Elevated asymmetric dimethylarginine levels predict short- and long-term mortality risk in critically ill patients

Alexander Koch, Ralf Weiskirchen, Julian Kunze, Hanna Dückers, Jan Bruensing, Lukas Buendgens, Michael Matthes, Tom Luedde, Christian Trautwein, Frank Tacke
Journal of Critical Care 2013, 28 (6): 947-53

OBJECTIVE: Serum concentrations of asymmetric dimethylarginine (ADMA), an endogenous inhibitor of nitric oxide synthase, may contribute to endothelial dysfunction and organ failure in sepsis. We aimed at investigating ADMA levels as a potential diagnostic or prognostic biomarker in critically ill patients.

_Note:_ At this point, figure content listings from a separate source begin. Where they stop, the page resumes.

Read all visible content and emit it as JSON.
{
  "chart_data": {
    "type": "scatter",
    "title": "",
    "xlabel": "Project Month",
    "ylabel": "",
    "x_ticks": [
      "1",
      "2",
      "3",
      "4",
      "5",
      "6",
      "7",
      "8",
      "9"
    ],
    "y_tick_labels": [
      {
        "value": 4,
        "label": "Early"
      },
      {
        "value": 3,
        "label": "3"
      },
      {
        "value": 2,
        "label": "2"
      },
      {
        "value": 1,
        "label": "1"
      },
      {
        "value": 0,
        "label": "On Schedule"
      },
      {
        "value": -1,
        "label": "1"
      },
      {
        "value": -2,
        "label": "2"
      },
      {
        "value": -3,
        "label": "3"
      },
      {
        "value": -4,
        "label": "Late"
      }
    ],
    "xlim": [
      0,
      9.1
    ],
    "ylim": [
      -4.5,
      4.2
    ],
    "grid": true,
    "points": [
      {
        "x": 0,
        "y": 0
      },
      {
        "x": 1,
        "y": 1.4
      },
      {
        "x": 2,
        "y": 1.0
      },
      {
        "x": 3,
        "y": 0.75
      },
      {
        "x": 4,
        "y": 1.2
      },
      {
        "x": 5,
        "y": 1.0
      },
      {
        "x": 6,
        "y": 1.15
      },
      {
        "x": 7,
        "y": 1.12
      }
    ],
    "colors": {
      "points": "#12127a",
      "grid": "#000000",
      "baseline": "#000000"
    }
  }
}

METHODS: Two hundred fifty-five patients (164 with sepsis, 91 without sepsis) were studied prospectively upon admission to the medical intensive care unit (ICU) and on day 7, in comparison to 78 healthy controls. ADMA serum concentrations were correlated with clinical data and extensive laboratory parameters. Patients' survival was followed up for up to 3 years.

RESULTS: ADMA serum levels were significantly elevated in critically ill patients at admission compared to controls. ADMA levels did not differ between patients with or without sepsis, but were closely related to hepatic and renal dysfunction, metabolism and clinical scores of disease severity. ADMA levels further increased during the first week of ICU treatment. ADMA serum levels at admission were an independent prognostic biomarker in critically ill patients not only for short-term mortality at the ICU, but also for unfavorable long-term survival.

CONCLUSION: Serum ADMA concentrations are significantly elevated in critically ill patients, associated with organ failure and related to short- and long-term mortality risk.